Another day I received a phone call from Sr. Jessy’s convent. They informed me that Sister Jessy looked to be very sad and was weeping. I just enquired the reason. Someone we know had visited Sr. Jessy one of those days. He, claiming to be an expert in the medical field, gave a short lesson on her illness:
“Sister, cancer is a disease which develops gradually. After a while, we become mentally exhausted, which may gradually develop into deep depression. But no need to worry; may need take some anti-depressants. You will be alright soon. You can contact me if you need any help in this regard; I am acquainted with a number of doctors in this field.”
Sister Jessy was sad and upset because she thought, besides cancer, she would be affected with depression.
See, how the seeds of suspicion and unrest sown by unwanted visitors germinate and grow in the minds of the patients.
Her grief was alleviated when it was revealed that the person himself was suffering from depression and occasional mental breakdown.

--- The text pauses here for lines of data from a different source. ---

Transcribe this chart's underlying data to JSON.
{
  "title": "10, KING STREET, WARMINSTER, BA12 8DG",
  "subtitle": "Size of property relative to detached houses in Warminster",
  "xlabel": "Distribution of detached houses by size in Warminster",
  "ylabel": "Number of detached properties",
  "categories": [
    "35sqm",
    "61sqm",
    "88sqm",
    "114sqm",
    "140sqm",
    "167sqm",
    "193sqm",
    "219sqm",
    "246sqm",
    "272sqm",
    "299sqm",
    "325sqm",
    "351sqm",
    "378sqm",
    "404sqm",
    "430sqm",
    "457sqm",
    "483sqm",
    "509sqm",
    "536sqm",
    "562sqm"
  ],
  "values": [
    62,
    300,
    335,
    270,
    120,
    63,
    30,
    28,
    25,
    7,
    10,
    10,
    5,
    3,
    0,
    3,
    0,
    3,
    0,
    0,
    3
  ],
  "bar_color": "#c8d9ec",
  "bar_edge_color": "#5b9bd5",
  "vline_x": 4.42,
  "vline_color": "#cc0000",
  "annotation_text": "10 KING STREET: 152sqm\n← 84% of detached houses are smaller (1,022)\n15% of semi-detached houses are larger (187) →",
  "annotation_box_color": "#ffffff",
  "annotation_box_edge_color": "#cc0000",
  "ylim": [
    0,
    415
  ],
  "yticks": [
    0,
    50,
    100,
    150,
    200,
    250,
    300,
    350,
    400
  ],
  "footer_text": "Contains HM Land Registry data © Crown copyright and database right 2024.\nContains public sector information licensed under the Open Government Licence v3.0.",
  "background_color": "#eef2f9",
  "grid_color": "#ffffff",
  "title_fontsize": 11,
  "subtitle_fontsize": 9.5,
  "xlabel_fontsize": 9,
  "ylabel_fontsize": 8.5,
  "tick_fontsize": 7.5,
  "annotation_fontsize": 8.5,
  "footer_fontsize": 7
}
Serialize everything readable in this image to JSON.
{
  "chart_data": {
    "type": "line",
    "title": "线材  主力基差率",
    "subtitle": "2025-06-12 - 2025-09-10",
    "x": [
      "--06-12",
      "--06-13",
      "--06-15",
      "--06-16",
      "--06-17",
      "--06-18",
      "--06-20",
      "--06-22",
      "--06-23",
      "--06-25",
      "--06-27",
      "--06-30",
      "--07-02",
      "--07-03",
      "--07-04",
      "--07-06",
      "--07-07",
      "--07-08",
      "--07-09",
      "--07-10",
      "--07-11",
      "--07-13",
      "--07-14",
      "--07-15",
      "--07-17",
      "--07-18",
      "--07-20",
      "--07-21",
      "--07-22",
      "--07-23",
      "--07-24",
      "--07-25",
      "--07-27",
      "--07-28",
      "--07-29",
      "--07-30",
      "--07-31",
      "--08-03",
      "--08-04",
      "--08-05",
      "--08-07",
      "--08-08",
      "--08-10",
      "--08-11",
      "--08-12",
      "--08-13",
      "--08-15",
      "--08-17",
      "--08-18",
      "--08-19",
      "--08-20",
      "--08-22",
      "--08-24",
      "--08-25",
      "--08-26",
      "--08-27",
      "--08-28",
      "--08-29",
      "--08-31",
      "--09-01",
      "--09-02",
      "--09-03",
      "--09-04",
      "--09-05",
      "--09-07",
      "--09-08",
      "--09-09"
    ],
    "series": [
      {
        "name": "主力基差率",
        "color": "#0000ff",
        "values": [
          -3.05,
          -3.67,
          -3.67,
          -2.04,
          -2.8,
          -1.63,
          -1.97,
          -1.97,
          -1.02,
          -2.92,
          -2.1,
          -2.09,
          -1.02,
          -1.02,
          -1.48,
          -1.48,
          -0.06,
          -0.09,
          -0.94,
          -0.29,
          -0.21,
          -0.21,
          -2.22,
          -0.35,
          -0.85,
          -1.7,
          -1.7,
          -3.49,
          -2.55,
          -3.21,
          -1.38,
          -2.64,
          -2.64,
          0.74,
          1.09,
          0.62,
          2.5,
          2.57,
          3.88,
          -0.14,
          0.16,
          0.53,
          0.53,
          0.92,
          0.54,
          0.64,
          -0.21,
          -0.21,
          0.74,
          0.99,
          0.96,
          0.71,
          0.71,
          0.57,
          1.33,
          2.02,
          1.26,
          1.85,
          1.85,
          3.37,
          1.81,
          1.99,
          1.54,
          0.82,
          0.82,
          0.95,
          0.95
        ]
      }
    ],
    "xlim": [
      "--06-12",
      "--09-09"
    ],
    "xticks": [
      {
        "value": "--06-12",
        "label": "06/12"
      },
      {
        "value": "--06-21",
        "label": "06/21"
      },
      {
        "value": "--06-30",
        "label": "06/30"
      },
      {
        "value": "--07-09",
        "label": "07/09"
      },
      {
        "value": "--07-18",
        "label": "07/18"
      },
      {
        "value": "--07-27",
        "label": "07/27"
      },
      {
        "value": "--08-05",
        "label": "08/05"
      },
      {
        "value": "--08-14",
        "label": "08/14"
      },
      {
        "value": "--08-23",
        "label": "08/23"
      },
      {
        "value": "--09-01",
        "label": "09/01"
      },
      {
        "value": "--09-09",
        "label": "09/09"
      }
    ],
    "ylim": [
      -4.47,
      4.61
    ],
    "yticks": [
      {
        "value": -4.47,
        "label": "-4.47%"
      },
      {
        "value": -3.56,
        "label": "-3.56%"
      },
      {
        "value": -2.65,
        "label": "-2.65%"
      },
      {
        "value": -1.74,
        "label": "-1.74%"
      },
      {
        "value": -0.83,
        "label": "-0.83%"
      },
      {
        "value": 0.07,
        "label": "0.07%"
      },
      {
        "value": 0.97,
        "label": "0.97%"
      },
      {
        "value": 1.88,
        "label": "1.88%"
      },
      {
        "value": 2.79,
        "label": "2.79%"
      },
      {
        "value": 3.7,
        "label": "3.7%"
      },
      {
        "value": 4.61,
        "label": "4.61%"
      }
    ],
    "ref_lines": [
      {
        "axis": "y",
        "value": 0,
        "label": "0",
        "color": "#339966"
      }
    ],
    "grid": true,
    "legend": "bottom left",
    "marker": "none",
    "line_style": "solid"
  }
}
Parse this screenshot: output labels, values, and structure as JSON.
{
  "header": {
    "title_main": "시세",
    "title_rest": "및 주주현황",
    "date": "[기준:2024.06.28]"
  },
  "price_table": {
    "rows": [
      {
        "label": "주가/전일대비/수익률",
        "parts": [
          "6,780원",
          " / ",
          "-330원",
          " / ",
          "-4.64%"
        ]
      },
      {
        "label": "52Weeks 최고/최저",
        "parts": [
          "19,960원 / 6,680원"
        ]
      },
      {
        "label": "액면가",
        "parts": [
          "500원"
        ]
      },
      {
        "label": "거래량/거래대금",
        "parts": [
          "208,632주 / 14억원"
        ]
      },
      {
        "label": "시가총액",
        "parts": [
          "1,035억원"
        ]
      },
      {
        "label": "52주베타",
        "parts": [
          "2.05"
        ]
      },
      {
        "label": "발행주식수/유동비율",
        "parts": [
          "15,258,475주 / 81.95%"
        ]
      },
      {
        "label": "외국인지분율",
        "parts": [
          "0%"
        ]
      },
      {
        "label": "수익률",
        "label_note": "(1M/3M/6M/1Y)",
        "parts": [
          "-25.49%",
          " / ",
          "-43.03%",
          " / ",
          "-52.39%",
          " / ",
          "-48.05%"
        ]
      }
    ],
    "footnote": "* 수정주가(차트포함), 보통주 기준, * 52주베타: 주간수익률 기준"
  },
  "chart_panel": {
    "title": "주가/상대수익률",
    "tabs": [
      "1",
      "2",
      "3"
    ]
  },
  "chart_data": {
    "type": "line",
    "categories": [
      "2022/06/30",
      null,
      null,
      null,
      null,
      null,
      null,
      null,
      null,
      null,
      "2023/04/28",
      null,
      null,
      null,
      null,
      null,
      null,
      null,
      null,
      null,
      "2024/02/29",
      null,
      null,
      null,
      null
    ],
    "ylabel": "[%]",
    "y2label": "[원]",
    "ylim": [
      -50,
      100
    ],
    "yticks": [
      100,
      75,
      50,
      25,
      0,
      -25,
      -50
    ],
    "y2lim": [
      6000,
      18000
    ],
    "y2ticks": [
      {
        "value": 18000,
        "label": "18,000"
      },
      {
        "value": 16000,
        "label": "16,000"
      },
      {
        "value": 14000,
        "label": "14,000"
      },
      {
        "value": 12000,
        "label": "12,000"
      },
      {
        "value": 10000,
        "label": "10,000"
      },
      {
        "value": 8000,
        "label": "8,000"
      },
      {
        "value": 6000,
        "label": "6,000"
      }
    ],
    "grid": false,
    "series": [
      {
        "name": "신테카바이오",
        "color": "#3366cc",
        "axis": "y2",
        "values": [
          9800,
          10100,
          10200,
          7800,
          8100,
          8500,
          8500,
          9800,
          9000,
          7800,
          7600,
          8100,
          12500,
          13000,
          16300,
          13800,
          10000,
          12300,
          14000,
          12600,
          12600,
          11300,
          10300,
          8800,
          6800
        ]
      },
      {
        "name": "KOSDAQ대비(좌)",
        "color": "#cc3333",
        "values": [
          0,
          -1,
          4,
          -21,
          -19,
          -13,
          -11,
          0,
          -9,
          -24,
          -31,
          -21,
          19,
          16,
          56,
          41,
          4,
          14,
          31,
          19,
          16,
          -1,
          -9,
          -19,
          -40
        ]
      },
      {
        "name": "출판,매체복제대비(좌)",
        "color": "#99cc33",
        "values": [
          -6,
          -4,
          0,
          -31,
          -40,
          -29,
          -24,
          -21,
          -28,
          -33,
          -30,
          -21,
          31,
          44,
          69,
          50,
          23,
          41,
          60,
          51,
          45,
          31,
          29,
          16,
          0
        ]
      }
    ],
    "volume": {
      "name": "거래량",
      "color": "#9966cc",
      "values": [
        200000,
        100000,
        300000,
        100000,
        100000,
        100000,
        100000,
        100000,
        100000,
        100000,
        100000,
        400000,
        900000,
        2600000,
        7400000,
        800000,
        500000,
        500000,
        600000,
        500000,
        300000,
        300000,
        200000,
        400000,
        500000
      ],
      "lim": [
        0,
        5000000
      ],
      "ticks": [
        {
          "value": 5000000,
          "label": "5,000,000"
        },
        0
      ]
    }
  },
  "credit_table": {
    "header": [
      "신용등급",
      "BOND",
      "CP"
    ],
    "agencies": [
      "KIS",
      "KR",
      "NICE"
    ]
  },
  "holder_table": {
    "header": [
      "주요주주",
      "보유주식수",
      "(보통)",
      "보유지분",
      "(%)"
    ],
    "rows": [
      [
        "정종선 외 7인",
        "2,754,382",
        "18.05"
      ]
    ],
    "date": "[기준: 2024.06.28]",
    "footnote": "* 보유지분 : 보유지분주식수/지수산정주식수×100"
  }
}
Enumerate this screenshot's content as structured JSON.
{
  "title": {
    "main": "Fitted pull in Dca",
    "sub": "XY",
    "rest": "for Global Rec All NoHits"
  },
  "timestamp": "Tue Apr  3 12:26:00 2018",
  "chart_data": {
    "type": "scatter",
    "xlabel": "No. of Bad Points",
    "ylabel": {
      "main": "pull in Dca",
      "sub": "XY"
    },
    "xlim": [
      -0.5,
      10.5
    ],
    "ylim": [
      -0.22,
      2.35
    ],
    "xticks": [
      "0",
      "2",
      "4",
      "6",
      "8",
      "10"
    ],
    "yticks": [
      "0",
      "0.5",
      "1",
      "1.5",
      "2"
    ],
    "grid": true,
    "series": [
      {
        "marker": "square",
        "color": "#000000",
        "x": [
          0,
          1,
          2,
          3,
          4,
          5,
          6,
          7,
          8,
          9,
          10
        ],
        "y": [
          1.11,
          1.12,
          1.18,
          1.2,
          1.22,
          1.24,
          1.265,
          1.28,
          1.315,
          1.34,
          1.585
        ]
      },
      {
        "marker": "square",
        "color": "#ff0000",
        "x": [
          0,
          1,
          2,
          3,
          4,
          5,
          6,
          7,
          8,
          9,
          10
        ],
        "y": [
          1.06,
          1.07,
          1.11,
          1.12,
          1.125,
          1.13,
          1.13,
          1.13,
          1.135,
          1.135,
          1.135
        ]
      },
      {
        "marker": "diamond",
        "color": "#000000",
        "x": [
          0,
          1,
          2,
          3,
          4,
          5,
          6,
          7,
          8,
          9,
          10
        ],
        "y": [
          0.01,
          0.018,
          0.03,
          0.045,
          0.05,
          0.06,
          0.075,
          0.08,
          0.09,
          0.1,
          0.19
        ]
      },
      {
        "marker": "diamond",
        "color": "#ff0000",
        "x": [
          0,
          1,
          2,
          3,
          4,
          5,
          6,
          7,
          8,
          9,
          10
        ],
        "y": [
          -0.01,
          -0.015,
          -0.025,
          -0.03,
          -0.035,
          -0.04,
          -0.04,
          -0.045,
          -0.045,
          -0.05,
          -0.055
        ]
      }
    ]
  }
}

How many such incidents could be recalled by each patient in each hospital! The family members of the patient must have gone through a lot of search and deliberation before they made a choice on the hospital where their dear one should undergo the treatment. The début of foolishness comes after the treatment starts! Good friends always advise and strive to increase their confidence in the doctor.
We have to think also about the bystanders. They go through many conflicting situations: the patient going through a lot of pain; the negative reaction that occurs occasionally; financial crisis; problems related to being away from home for a significant period etc. The bystanders should particularly be careful to avoid everything that may increase the pain and grief of the patient.
We have to strive to make every visit of the sick an occasion for God-experience. In the Bible, when Mary visits Elizabeth the experience of the presence of God becomes stronger in both of them (Luke 1: 41-44). Our visits of the sick should be like that. What else can be more beautiful on this earth than that one’s presence leads another to Godly-experience?
Those who are alive should be striving to make the days that are left for the sick person more beautiful, rather than make a hell out of them.
When I visit a person who is sick either in the hospital or at home, I should be able to take a second look and see myself in that person. Then I will not do or say anything that hurts the person. I will be meticulously careful in my behaviour.